The EAT also upheld the finding that, by refusing her request to provide answers to the test in narrative form, rather than in a multiple choice format, the GLS had failed to make reasonable adjustments.

The GLS recruits around 35 trainee solicitors each year and receives several thousand applications.

All applicants are required to sit a multiple choice test online.

Ms Brookes contacted the GLS ahead of the recruitment process and requested adjustments to allow her to submit her answers in a short narrative form.

The GLS refused.

Ms Brookes took the test and received 12 marks out of 22 thus her application did not proceed as the pass mark was 14.

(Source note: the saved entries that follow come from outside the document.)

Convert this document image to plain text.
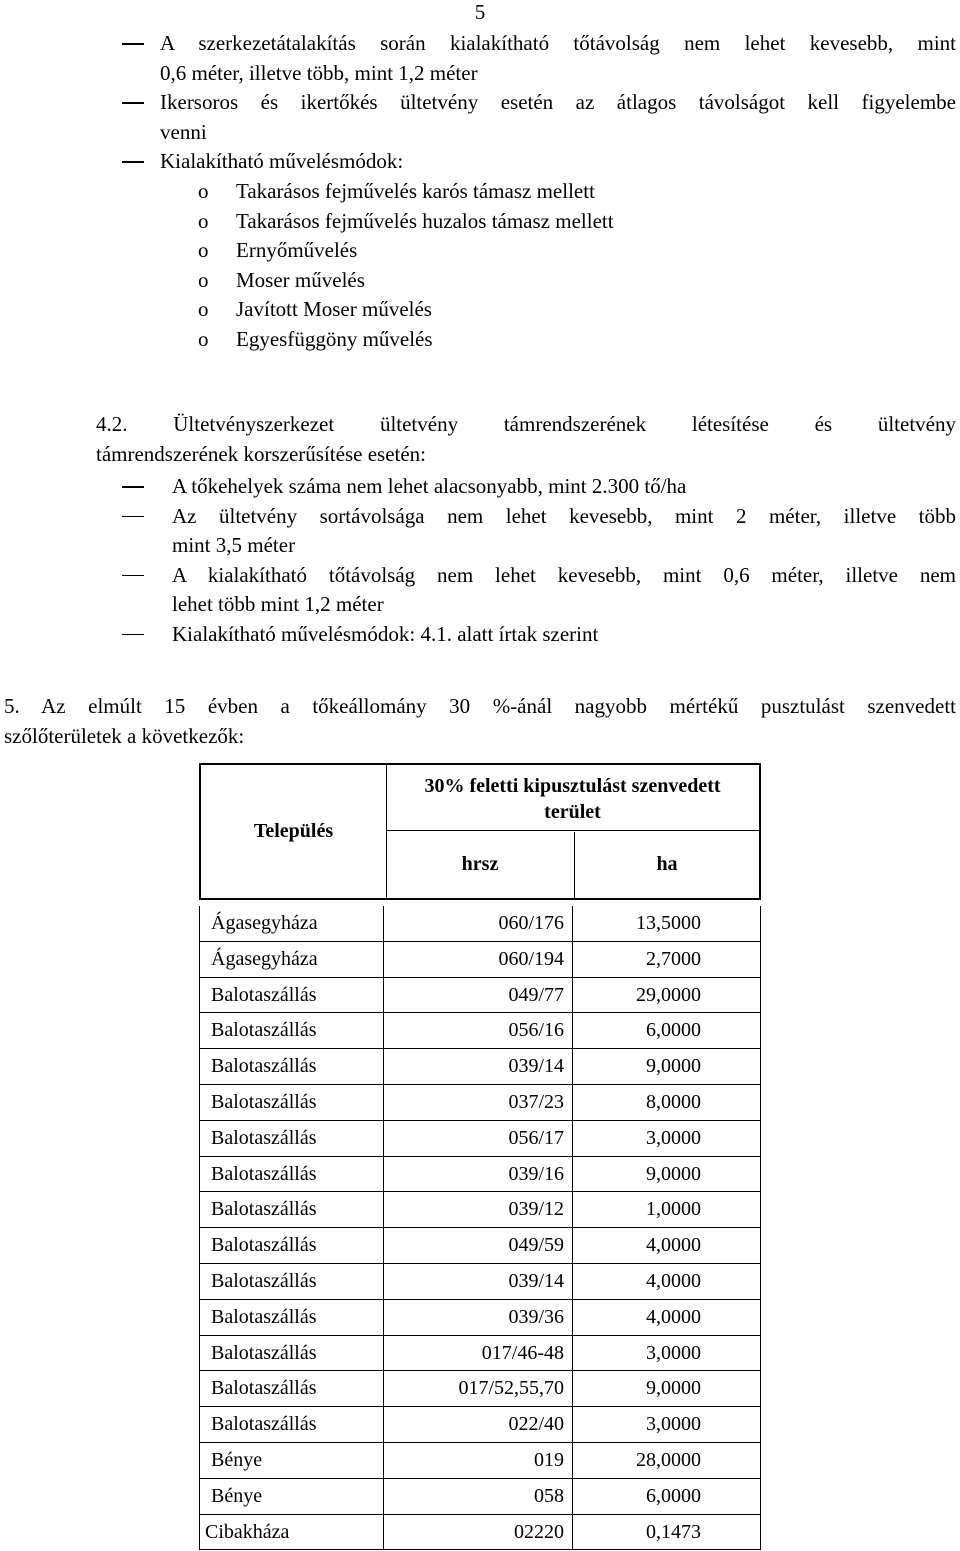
5
A szerkezetátalakítás során kialakítható tőtávolság nem lehet kevesebb, mint
0,6 méter, illetve több, mint 1,2 méter
Ikersoros és ikertőkés ültetvény esetén az átlagos távolságot kell figyelembe
venni
Kialakítható művelésmódok:
o Takarásos fejművelés karós támasz mellett
o Takarásos fejművelés huzalos támasz mellett
o Ernyőművelés
o Moser művelés
o Javított Moser művelés
o Egyesfüggöny művelés
4.2. Ültetvényszerkezet ültetvény támrendszerének létesítése és ültetvény
támrendszerének korszerűsítése esetén:
A tőkehelyek száma nem lehet alacsonyabb, mint 2.300 tő/ha
Az ültetvény sortávolsága nem lehet kevesebb, mint 2 méter, illetve több
mint 3,5 méter
A kialakítható tőtávolság nem lehet kevesebb, mint 0,6 méter, illetve nem
lehet több mint 1,2 méter
Kialakítható művelésmódok: 4.1. alatt írtak szerint
5. Az elmúlt 15 évben a tőkeállomány 30 %-ánál nagyobb mértékű pusztulást szenvedett
szőlőterületek a következők:
Település
30% feletti kipusztulást szenvedett
terület
hrsz	ha
Ágasegyháza	060/176	13,5000
Ágasegyháza	060/194	2,7000
Balotaszállás	049/77	29,0000
Balotaszállás	056/16	6,0000
Balotaszállás	039/14	9,0000
Balotaszállás	037/23	8,0000
Balotaszállás	056/17	3,0000
Balotaszállás	039/16	9,0000
Balotaszállás	039/12	1,0000
Balotaszállás	049/59	4,0000
Balotaszállás	039/14	4,0000
Balotaszállás	039/36	4,0000
Balotaszállás	017/46-48	3,0000
Balotaszállás	017/52,55,70	9,0000
Balotaszállás	022/40	3,0000
Bénye	019	28,0000
Bénye	058	6,0000
Cibakháza	02220	0,1473
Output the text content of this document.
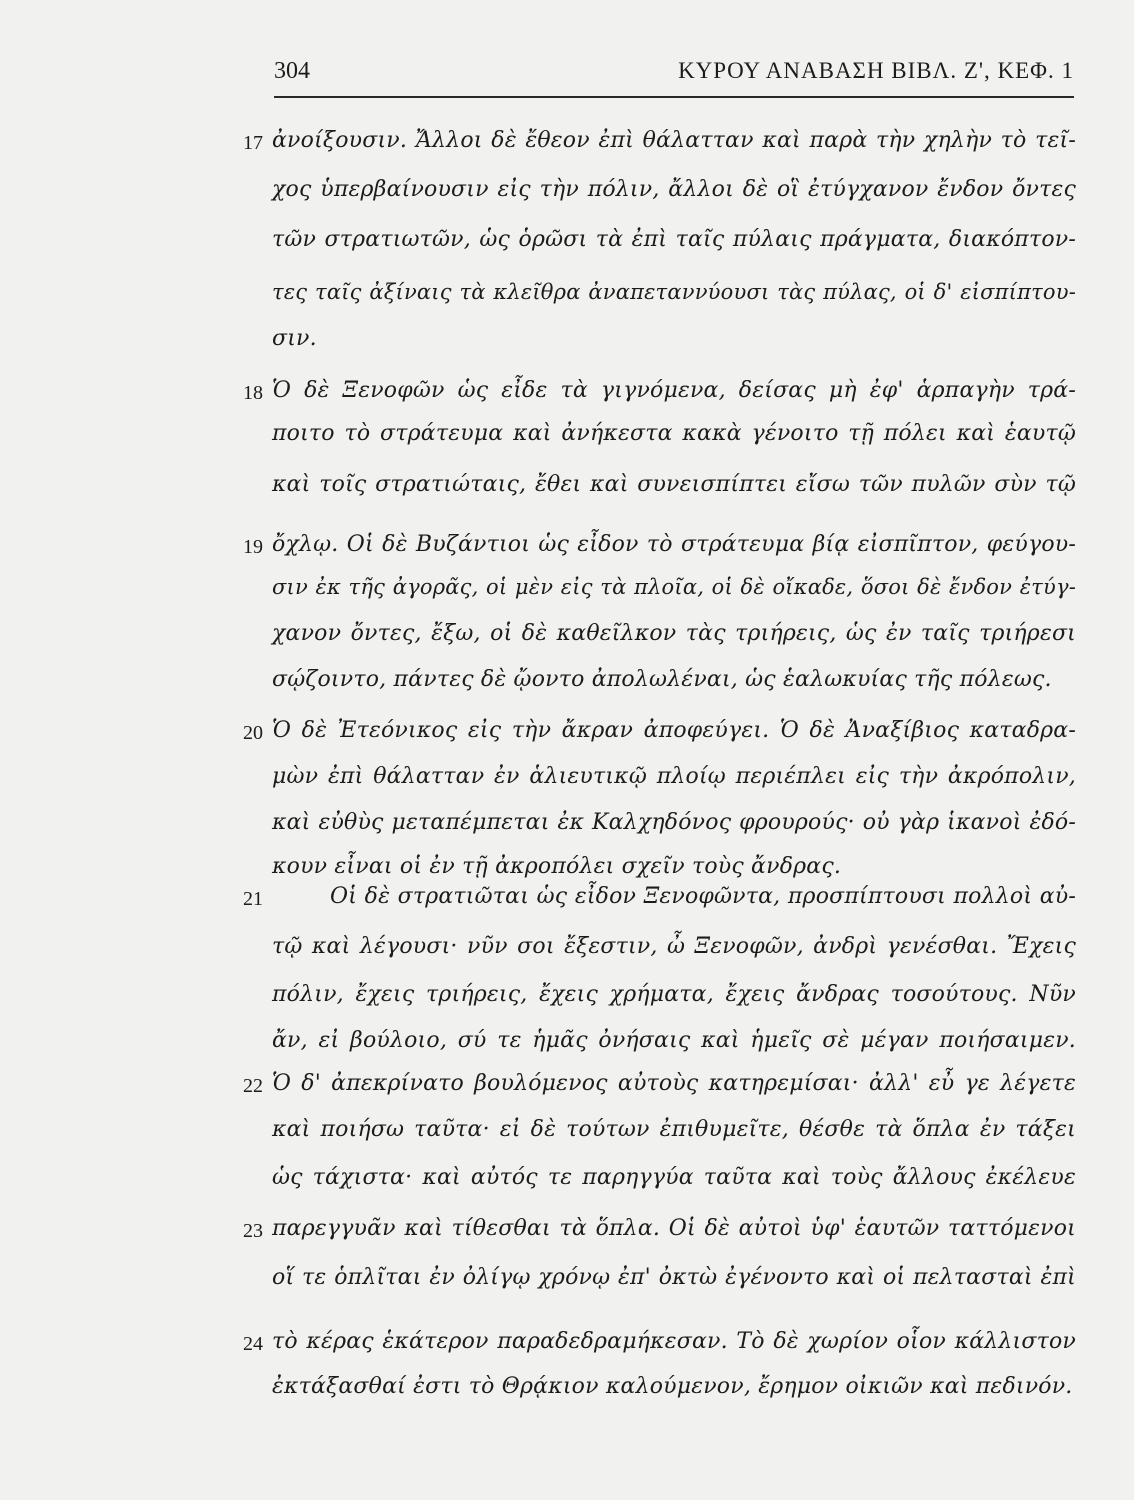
304	ΚΥΡΟΥ ΑΝΑΒΑΣΗ ΒΙΒΛ. Ζ', ΚΕΦ. 1
17
18
19
20
21
22
23
24
ἀνοίξουσιν. Ἄλλοι δὲ ἔθεον ἐπὶ θάλατταν καὶ παρὰ τὴν χηλὴν τὸ τεῖ-
χος ὑπερβαίνουσιν εἰς τὴν πόλιν, ἄλλοι δὲ οἳ ἐτύγχανον ἔνδον ὄντες
τῶν στρατιωτῶν, ὡς ὁρῶσι τὰ ἐπὶ ταῖς πύλαις πράγματα, διακόπτον-
τες ταῖς ἀξίναις τὰ κλεῖθρα ἀναπεταννύουσι τὰς πύλας, οἱ δ' εἰσπίπτου-
σιν.
Ὁ δὲ Ξενοφῶν ὡς εἶδε τὰ γιγνόμενα, δείσας μὴ ἐφ' ἁρπαγὴν τρά-
ποιτο τὸ στράτευμα καὶ ἀνήκεστα κακὰ γένοιτο τῇ πόλει καὶ ἑαυτῷ
καὶ τοῖς στρατιώταις, ἔθει καὶ συνεισπίπτει εἴσω τῶν πυλῶν σὺν τῷ
ὄχλῳ. Οἱ δὲ Βυζάντιοι ὡς εἶδον τὸ στράτευμα βίᾳ εἰσπῖπτον, φεύγου-
σιν ἐκ τῆς ἀγορᾶς, οἱ μὲν εἰς τὰ πλοῖα, οἱ δὲ οἴκαδε, ὅσοι δὲ ἔνδον ἐτύγ-
χανον ὄντες, ἔξω, οἱ δὲ καθεῖλκον τὰς τριήρεις, ὡς ἐν ταῖς τριήρεσι
σῴζοιντο, πάντες δὲ ᾤοντο ἀπολωλέναι, ὡς ἑαλωκυίας τῆς πόλεως.
Ὁ δὲ Ἐτεόνικος εἰς τὴν ἄκραν ἀποφεύγει. Ὁ δὲ Ἀναξίβιος καταδρα-
μὼν ἐπὶ θάλατταν ἐν ἁλιευτικῷ πλοίῳ περιέπλει εἰς τὴν ἀκρόπολιν,
καὶ εὐθὺς μεταπέμπεται ἐκ Καλχηδόνος φρουρούς· οὐ γὰρ ἱκανοὶ ἐδό-
κουν εἶναι οἱ ἐν τῇ ἀκροπόλει σχεῖν τοὺς ἄνδρας.
Οἱ δὲ στρατιῶται ὡς εἶδον Ξενοφῶντα, προσπίπτουσι πολλοὶ αὐ-
τῷ καὶ λέγουσι· νῦν σοι ἔξεστιν, ὦ Ξενοφῶν, ἀνδρὶ γενέσθαι. Ἔχεις
πόλιν, ἔχεις τριήρεις, ἔχεις χρήματα, ἔχεις ἄνδρας τοσούτους. Νῦν
ἄν, εἰ βούλοιο, σύ τε ἡμᾶς ὀνήσαις καὶ ἡμεῖς σὲ μέγαν ποιήσαιμεν.
Ὁ δ' ἀπεκρίνατο βουλόμενος αὐτοὺς κατηρεμίσαι· ἀλλ' εὖ γε λέγετε
καὶ ποιήσω ταῦτα· εἰ δὲ τούτων ἐπιθυμεῖτε, θέσθε τὰ ὅπλα ἐν τάξει
ὡς τάχιστα· καὶ αὐτός τε παρηγγύα ταῦτα καὶ τοὺς ἄλλους ἐκέλευε
παρεγγυᾶν καὶ τίθεσθαι τὰ ὅπλα. Οἱ δὲ αὐτοὶ ὑφ' ἑαυτῶν ταττόμενοι
οἵ τε ὁπλῖται ἐν ὀλίγῳ χρόνῳ ἐπ' ὀκτὼ ἐγένοντο καὶ οἱ πελτασταὶ ἐπὶ
τὸ κέρας ἑκάτερον παραδεδραμήκεσαν. Τὸ δὲ χωρίον οἷον κάλλιστον
ἐκτάξασθαί ἐστι τὸ Θρᾴκιον καλούμενον, ἔρημον οἰκιῶν καὶ πεδινόν.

The Employment Tribunal found that the GLS had applied a provision, criterion or practice of requiring all applicants to take this online multiple choice test.

Having heard expert medical evidence the Employment Tribunal concluded that this placed people with Asperger’s Syndrome at a particular disadvantage compared with those who did not have it and that this caused Ms Brookes’ disadvantage.

The GLS argued that, even if Ms Brookes had successfully shown that that was the case, the testing was a proportionate method of filtering candidates.

The Employment Tribunal disagreed and said there was a less discriminatory alternative, as proposed by Ms Brookes.

The Employment Appeal Tribunal upheld that claim:

“The tribunal was presented with what appeared to be a capable young woman who, with the benefit of adjustments, had obtained a law degree and had come close to reaching the required mark of 14 in the SJT (Situational Judgment Test, but had not quite managed it.  The tribunal was right to ask itself why, and was entitled to find that a likely explanation could be found in the fact that she had Asperger’s, and the additional difficulty that would place her under due to the multiple choice format of the SJT”

The Employment Appeal Tribunal held that the decision making powers of the small number of candidates with Asperger’s could properly have been measured by allowing answers in a narrative format.

The decision does not mean that employers need to water down the standards for a role, but must consider, where appropriate, adjusting the means of testing whether an individual meets the standards for the job.

Multiple choice tests are considered to be efficient in that there are considered to be objectively right or wrong answers to each question, meaning that marking can be done by a computer without human intervention or judgment.

The Employment Appeal Tribunal refused the Government Legal Service permission to appeal.